Regular and automated backup procedures are in place for all production databases to ensure data recoverability in case of disaster or accidental data loss.

  • Frequency: Daily full backups, with incremental backups throughout the day.
  • Retention: Backups are retained for [X days/weeks/months] based on data criticality and compliance requirements.
  • Storage: Backups are stored securely in [Cloud Storage Service] with appropriate encryption.
  • Recovery Point Objective (RPO) & Recovery Time Objective (RTO): Defined for each critical database to guide recovery efforts.
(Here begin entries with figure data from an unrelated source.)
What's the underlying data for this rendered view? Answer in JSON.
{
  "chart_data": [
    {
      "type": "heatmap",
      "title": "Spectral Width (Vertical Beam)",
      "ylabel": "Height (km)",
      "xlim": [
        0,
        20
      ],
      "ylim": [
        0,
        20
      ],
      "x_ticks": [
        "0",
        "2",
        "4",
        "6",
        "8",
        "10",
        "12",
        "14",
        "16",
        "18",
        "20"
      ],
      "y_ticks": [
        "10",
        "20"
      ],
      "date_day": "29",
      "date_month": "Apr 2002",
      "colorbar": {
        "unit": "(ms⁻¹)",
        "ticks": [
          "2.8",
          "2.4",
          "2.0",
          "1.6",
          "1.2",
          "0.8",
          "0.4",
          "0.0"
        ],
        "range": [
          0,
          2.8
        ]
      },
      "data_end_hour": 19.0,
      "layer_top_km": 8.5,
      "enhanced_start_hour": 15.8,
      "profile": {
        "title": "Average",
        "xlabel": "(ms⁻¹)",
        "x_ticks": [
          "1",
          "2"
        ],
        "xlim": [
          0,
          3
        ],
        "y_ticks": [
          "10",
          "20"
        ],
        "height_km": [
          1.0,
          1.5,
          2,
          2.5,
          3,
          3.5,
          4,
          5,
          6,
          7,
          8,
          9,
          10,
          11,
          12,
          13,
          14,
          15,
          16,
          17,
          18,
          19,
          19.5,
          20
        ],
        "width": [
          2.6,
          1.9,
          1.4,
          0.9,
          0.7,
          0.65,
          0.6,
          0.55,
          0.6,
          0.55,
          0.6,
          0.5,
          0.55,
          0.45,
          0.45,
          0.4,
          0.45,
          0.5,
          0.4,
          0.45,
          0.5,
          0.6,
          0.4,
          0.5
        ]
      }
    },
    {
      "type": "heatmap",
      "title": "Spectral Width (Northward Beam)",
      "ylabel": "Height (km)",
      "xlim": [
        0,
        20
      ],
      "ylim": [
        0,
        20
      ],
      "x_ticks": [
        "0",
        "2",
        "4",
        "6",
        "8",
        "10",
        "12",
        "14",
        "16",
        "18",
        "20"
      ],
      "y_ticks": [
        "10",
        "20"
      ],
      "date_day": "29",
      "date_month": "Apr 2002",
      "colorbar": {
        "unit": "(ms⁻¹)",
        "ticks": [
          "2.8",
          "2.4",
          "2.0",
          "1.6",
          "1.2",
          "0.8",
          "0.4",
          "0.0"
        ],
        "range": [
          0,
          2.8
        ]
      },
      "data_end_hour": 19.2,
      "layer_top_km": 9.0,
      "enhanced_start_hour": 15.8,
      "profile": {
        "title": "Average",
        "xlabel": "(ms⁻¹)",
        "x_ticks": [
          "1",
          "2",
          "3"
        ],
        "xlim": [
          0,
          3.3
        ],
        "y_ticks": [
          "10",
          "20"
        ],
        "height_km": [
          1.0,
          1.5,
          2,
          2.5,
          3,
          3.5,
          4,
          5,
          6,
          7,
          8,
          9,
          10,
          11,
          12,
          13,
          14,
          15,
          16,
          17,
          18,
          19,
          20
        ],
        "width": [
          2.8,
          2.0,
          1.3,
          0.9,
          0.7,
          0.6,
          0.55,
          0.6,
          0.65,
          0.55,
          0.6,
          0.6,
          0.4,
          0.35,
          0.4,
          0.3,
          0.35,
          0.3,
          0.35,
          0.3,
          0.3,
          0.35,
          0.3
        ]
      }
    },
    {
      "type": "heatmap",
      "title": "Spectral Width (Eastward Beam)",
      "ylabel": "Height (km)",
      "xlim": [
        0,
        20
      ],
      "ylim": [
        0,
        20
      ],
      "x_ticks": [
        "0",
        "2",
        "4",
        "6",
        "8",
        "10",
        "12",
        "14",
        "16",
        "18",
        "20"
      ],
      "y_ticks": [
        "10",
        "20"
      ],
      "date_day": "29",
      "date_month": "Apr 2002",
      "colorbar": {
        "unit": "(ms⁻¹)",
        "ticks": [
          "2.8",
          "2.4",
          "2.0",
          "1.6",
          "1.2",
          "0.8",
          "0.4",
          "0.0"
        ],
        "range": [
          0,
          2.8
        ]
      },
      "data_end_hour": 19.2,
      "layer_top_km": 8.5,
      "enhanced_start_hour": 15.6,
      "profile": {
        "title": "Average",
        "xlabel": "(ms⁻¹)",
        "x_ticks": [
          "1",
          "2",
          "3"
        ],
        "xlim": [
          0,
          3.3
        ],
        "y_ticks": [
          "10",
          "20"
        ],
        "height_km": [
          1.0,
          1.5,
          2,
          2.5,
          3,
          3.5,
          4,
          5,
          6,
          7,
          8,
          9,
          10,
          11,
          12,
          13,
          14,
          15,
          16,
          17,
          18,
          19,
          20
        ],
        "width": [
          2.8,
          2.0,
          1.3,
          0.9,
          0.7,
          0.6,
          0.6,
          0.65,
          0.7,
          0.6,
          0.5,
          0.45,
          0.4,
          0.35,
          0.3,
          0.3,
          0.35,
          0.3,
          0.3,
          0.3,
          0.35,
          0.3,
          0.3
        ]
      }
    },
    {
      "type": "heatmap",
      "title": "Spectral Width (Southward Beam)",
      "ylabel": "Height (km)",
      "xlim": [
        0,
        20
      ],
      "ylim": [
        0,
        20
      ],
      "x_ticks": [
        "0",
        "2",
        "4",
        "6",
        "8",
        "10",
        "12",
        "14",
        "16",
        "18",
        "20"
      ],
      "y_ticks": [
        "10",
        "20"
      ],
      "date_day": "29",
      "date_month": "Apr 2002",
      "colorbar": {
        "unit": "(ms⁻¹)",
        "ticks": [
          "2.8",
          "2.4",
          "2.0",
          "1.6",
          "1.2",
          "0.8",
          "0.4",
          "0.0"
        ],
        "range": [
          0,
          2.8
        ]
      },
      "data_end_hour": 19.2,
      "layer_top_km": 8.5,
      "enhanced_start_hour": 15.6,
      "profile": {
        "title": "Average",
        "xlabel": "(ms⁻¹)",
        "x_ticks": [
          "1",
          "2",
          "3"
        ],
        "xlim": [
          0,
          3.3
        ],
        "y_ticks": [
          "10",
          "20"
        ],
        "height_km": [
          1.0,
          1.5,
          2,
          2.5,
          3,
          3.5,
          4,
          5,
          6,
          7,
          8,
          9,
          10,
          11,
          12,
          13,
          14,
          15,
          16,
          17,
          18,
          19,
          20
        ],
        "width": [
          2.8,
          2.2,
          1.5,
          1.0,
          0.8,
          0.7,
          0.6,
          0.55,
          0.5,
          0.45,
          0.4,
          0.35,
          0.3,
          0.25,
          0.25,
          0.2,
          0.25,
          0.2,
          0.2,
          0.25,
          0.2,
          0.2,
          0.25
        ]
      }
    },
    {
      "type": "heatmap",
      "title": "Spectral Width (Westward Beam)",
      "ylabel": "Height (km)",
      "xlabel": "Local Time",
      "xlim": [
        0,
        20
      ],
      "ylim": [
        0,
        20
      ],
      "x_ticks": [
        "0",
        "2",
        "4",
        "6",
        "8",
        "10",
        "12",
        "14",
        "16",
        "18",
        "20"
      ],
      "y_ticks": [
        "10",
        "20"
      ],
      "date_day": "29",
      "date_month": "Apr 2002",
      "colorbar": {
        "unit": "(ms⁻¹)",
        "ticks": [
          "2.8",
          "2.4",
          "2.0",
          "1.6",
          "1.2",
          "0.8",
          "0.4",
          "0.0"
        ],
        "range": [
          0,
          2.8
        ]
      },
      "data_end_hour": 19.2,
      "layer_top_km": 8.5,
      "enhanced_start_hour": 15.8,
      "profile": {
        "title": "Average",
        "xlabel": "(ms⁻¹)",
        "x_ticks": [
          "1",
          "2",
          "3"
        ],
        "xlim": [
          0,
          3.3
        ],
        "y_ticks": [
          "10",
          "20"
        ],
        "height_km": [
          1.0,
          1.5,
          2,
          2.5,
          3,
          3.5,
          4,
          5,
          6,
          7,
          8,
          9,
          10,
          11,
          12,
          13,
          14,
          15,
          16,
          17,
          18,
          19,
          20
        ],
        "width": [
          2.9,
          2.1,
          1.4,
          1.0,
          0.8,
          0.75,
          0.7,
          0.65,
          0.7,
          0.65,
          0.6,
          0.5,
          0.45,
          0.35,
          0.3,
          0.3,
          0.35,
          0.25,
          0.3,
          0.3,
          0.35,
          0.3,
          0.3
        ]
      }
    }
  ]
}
Database security is paramount. We adhere to the following practices:

  • Network Isolation: Databases are deployed in private subnets, accessible only from authorized application servers.
  • Authentication & Authorization: Strong authentication mechanisms and least-privilege access control are enforced for all database users.
  • Encryption: Data at rest (storage encryption) and data in transit (SSL/TLS for connections) are encrypted.
  • Auditing & Logging: Database activity is logged and monitored for suspicious behavior.
  • Regular Patching: Database software is regularly updated to address security vulnerabilities.

Comprehensive monitoring is implemented for all database instances to track performance, health, and resource utilization. Key metrics include:

  • CPU Utilization
  • Memory Usage
  • Disk I/O
  • Connection Count
  • Query Latency
  • Replication Lag

Alerts are configured for critical thresholds to ensure proactive issue resolution.